Nachdem meine Mama gestorben ist, wurde ich sehr häufig gefragt, wie es mir geht – ist ja auch nur verständlich, viele Leute haben sich um mich gesorgt und dafür bin ich bis heute sehr dankbar. Das allseits verbreitete „Gut, danke, und dir?“ schien mir nicht mehr richtig, da es mir nun wirklich nicht gut ging. Bei mir sehr nahestehenden Personen antwortete ich ehrlich, sagte, dass es mir nicht gut geht und ich vor Verzweiflung kaum noch atmen kann. Gegenüber allen anderen spielte ich meine vorbereitete Antwort ab: „Es passt schon“.
Das ist eine recht unverbindliche Antwort und ich glaube, dass viele Menschen sie (ganz unbewusst) gerne überhören. Es ist weder gut, noch schlecht. Es passt eben. Denn seien wir mal ehrlich, die Frage „Wie geht’s dir?“ hat sich inzwischen eher als Höflichkeit eingebürgert und ist oftmals kein echtes Interesse am Befinden des Gegenübers. Es geht häufiger mehr um Smalltalk zwischen Tür und Angel, als um ein tiefgründiges Gespräch über die eigenen Probleme.Wenn man mich nach meinem Befinden fragt und ich jedes Mal 100%ig ehrlich antworten würde, dann würde es wohl öfter in tiefgründigen Gesprächen oder unangenehmer Stille enden, als mir lieb ist.

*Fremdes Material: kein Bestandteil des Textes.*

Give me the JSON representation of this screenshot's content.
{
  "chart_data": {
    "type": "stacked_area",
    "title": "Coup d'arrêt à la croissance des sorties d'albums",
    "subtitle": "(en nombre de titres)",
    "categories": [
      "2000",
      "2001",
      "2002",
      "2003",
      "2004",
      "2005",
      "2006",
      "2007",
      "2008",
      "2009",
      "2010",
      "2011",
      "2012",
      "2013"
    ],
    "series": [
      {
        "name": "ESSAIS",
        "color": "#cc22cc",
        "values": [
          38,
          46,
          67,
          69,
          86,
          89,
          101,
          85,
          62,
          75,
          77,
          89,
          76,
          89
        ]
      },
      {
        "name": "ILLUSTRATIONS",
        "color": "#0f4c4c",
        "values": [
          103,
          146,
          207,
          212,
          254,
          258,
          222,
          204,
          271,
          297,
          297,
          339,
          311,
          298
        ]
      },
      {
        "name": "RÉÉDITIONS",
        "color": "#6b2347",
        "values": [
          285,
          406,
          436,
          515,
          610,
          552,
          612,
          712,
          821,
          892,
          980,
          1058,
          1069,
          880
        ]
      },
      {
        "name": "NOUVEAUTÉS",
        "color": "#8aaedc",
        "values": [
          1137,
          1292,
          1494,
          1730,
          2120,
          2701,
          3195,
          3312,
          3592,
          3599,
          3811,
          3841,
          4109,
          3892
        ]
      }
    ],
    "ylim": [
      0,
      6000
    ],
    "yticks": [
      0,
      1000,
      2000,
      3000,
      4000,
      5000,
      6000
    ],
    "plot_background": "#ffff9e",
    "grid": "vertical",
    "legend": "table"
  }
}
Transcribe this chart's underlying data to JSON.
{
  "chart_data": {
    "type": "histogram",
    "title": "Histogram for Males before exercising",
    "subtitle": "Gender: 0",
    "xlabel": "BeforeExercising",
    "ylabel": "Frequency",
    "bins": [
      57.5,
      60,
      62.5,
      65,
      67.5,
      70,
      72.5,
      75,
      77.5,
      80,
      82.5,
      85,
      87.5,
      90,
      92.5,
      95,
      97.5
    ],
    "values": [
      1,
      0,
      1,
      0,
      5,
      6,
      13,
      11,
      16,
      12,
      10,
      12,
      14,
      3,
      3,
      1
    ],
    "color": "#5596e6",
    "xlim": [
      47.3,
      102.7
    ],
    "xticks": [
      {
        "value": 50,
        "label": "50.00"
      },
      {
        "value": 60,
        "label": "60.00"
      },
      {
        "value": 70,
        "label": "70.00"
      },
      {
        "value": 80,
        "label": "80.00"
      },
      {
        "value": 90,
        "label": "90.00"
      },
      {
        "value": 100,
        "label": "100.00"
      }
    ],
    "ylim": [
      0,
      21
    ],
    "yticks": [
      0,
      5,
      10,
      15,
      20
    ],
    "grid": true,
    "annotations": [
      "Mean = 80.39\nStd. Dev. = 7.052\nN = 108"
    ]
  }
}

Ich habe das Gefühl, dass es nach fast drei Jahren nicht mehr akzeptabel ist ganz unvermittelt zu sagen: „Du, ehrlich gesagt geht’s mir nicht so gut. Ich musste vorher plötzlich an meine Mama denken und jetzt bin ich ziemlich traurig.“ Ich traue mich oft nicht, diese Gefühle so ehrlich auszusprechen, quasi ohne jede Vorwarnung, an einem beliebigen Tag. Zu groß ist meine Angst davor, welche Richtung dieses Gespräch dann nehmen könnte, und dass ich meinem Gegenüber vielleicht in diesem Moment zu viel zumute. Das mag komisch klingen und manche denken sich jetzt womöglich, dass man unter Freunden und vor allem im Kreis der Familie doch immer ehrlich sein kann! Aber ich wette, dass ihr es sicherlich auch schon einmal genau so gemacht habt, oder? Ein „passt schon“ ist eben oftmals die unkompliziertere Lösung und rettet einen in Situationen, in denen man einfach nicht über den eigenen Gemütszustand sprechen möchte.
Es ist meiner Meinung nach nicht falsch, oder gar verwerflich, ganz unverbindlich „es passt schon“ zu antworten. Es geht um die Balance zwischen dem Zulassen der Gefühle und dem alltäglichen Schutzschild, das immer dann zum Einsatz kommt, wenn für die negativen Gefühle gerade nicht die richtige Zeit und der richtige Ort ist. Schließlich braucht ja auch Wonder Woman hin und wieder ihr glänzendes Schutzschild.